We are told that Samuel even thought it permissible to use a Hanukkah candle to light another candle. Rabbi Judah forbade this (Shabbat 22b). But later generations sided with Rav and the Hanukkah candle gained in importance with the next generation of Babylonian rabbis. Another prayer was added to the ceremony of lighting the Hanukkah candle by Rav’s students (Brachot 9a).
Up to this point, the sources we discussed all talk of a single Hanukkah candle, not multiple ones. Even the prayer recited today and composed by Rav only talks about one candle. So how did this custom develop into the practice of lighting multiple candles – eight plus shamash on the last night?
The Talmud has it as follows: “The Sages taught in a baraita [oral law]: The basic mitzva of Hanukkah is each day to have a light kindled by a person, the head of the household, for himself and his household. And the mehadrin, i.e., those who are meticulous in the performance of mitzvot, kindle a light for each and every one in the household” (Shabbat 21b).
Thus the tradition of lighting a single candle gave way to a custom of lighting multiple candles.
The rabbis start to argue
It was the influential Rabbi Abba ben Joseph bar Rama, known simply as Rava, who in the fourth century C.E. decreed that the Hanukkah candle may not be the only candle lit in the house and that another candle to provide light and be used for secular use must be also added (Shabbat 21b). This extra candle decreed by Rava eventually evolved into the shamash we use to light the candles today.
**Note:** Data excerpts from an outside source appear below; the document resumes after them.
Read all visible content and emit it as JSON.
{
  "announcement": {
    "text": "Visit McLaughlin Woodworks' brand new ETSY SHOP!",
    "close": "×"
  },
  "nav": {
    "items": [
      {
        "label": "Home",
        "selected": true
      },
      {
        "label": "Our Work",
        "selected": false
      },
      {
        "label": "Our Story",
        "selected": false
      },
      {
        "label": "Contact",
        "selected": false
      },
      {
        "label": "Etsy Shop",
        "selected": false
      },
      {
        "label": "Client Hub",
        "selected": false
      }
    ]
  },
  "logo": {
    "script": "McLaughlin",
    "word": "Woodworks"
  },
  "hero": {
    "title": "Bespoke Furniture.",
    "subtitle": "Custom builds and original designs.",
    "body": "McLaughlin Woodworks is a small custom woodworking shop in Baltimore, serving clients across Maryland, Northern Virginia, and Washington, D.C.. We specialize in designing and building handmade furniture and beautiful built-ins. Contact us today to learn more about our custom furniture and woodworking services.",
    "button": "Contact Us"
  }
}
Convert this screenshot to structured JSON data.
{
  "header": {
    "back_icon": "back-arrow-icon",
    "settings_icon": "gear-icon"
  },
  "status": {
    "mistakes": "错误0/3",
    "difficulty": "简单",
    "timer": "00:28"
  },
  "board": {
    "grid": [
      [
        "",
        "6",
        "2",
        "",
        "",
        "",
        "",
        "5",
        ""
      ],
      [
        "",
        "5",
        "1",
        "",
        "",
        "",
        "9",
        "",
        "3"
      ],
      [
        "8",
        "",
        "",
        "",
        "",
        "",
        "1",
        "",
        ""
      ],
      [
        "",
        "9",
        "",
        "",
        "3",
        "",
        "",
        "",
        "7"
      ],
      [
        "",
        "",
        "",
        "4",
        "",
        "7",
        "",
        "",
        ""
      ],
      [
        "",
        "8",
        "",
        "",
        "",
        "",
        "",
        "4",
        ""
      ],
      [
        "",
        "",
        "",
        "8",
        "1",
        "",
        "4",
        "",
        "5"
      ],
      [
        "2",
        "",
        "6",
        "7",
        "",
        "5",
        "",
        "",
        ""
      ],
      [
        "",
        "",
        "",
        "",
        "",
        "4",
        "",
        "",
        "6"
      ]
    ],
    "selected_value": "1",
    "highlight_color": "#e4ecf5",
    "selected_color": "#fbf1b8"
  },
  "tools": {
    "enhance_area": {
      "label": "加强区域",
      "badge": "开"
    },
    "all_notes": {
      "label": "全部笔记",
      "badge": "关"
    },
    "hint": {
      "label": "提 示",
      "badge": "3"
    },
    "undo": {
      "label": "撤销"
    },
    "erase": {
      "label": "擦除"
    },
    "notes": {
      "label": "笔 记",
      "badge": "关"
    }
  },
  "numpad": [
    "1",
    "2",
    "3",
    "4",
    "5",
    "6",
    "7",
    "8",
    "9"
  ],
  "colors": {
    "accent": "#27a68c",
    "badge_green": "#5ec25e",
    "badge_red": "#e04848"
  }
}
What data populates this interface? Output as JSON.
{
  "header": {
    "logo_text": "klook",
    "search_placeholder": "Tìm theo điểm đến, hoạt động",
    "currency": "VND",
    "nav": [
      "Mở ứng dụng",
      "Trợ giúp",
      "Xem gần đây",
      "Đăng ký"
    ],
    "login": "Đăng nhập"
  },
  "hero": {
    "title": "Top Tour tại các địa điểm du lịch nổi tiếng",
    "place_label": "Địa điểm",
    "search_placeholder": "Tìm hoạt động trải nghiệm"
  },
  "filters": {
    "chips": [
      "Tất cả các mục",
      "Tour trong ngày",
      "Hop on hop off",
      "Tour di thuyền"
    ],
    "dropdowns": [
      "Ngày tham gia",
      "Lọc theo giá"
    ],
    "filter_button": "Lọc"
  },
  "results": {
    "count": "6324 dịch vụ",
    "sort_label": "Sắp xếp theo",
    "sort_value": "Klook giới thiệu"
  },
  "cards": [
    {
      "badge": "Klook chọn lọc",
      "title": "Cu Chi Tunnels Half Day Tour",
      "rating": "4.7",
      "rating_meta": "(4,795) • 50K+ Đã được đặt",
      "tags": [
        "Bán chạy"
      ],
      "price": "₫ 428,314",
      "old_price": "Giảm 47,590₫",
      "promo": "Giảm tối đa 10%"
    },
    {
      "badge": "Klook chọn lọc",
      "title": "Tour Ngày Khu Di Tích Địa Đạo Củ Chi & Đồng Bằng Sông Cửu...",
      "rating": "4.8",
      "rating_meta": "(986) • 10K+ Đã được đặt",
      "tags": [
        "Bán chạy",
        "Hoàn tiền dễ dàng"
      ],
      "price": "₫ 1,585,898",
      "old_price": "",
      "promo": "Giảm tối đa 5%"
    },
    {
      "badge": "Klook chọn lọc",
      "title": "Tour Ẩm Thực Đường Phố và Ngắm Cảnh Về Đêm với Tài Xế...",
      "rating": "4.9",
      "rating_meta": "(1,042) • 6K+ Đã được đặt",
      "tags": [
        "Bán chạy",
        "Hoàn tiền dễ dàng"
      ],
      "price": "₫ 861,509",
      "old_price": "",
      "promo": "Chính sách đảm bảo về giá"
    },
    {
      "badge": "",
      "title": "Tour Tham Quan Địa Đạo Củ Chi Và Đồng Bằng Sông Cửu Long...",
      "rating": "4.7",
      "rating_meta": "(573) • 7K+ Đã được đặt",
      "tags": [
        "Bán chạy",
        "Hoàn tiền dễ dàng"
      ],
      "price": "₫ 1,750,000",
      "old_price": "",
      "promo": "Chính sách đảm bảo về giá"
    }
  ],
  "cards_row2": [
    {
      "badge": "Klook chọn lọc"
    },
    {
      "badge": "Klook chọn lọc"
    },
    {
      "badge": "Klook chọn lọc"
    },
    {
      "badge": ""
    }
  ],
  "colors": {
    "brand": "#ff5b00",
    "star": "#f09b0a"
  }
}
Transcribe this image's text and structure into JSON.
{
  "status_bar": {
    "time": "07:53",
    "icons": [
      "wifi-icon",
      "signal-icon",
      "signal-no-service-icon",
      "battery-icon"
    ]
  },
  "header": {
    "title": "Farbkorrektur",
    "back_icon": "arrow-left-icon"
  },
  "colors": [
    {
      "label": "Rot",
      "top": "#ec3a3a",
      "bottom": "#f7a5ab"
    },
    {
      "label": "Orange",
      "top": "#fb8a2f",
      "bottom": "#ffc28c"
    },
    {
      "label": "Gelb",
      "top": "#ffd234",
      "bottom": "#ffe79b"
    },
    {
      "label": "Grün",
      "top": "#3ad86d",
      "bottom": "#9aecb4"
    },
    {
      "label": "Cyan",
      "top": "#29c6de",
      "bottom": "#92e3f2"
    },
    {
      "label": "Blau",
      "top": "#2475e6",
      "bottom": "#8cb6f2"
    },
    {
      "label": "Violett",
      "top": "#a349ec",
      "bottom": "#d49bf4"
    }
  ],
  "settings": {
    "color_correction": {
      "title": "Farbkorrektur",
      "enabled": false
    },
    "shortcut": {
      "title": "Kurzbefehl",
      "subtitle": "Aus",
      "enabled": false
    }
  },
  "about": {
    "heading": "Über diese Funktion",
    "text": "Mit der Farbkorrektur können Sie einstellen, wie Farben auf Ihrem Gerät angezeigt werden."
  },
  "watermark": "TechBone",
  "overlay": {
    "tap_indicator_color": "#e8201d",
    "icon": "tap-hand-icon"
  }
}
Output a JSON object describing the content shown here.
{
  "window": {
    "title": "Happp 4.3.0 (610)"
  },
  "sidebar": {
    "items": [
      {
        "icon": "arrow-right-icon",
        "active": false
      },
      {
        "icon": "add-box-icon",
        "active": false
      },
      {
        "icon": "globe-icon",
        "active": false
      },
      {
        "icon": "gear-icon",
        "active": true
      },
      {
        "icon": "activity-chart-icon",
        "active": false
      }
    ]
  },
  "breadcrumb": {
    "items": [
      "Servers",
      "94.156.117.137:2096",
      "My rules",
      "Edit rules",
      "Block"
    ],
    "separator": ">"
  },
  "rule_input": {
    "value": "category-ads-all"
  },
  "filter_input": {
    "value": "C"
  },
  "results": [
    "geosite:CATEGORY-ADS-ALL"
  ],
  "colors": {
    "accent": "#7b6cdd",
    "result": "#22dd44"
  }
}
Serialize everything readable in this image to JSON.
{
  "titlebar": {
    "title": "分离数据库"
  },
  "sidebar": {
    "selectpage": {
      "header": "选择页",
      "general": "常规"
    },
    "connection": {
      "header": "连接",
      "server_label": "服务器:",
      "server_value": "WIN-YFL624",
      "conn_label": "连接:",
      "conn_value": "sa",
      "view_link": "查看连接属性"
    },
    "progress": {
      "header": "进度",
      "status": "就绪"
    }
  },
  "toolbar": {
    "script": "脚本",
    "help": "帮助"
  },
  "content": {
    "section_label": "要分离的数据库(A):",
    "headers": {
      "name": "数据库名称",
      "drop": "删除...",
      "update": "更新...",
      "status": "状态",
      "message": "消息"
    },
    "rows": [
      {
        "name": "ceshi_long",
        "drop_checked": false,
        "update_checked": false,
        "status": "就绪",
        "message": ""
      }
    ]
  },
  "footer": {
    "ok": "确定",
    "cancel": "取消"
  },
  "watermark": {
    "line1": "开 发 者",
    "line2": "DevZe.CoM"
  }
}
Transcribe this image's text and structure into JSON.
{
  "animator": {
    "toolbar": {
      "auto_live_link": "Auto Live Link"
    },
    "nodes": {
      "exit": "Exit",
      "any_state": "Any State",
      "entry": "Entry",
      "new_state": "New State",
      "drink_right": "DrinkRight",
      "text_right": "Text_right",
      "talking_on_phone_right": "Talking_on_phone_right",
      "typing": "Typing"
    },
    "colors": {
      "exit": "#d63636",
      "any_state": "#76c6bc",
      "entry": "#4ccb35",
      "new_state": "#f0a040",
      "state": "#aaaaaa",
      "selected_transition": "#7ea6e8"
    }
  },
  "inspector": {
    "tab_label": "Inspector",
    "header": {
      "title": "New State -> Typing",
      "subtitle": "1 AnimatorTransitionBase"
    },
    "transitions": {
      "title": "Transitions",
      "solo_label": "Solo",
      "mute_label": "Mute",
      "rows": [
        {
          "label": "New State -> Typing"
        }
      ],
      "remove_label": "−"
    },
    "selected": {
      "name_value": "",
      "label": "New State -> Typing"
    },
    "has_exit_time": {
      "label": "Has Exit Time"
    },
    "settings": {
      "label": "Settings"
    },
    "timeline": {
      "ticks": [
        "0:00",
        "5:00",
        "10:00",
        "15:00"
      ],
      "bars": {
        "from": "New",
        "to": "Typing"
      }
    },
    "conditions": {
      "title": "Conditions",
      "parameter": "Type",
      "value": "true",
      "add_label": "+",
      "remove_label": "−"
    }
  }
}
Then in the fourth century C.E., or perhaps even later, someone added to the Talmud passage quoted above, stating that only one candle was required, the following passage: “And the mehadrin min hamehadrin, who are even more meticulous, adjust the number of lights daily."
The houses of Beit Shammai and Beit Hillel disagree as to the nature of that adjustment. The adherents of Beit Shammai say: On the first day one kindles eight lights and, from there on, gradually decreases the number of lights until, on the last day of Hanukkah, he kindles one light. And the adherents of Beit Hillel say: On the first day one kindles one light, and from there on, gradually increases the number of lights until, on the last day, he kindles eight lights, the Talmud says.
This custom of adding (or decreasing) the number of candles lit on each day of Hanukkah is attributed to the ancient rabbinic schools of Hillel and Shammai, from the last century B.C.E. and the first century C.E., but clearly this could not be the case since we have seen that the tradition did not exist at the time.
It is hard to determine when this passage was added to the Talmud and thus when it was created. The Talmud itself attributes the discussion of these two schools' decrees to Rabbi Ulla, a Palestinian rabbi who came to Babylonia in the fourth century C.E. It is possible that it was he who brought this tradition to Babylonia then.
Evidently, the tradition of lighting candles on Hanukkah did not arise during the time of the Maccabees but rather was adopted by Jews in the second century C.E. under the influence of their pagan neighbors, and evolved over the third and fourth centuries C.E. in the rabbinic academies in Babylonia until the custom took the shape we recognize today. And like the Shabbat candle (a tradition that appeared even later in the Gaonic period) – you're not supposed to use the Hanukkah candles to light your cigarette, but you may use the shamash.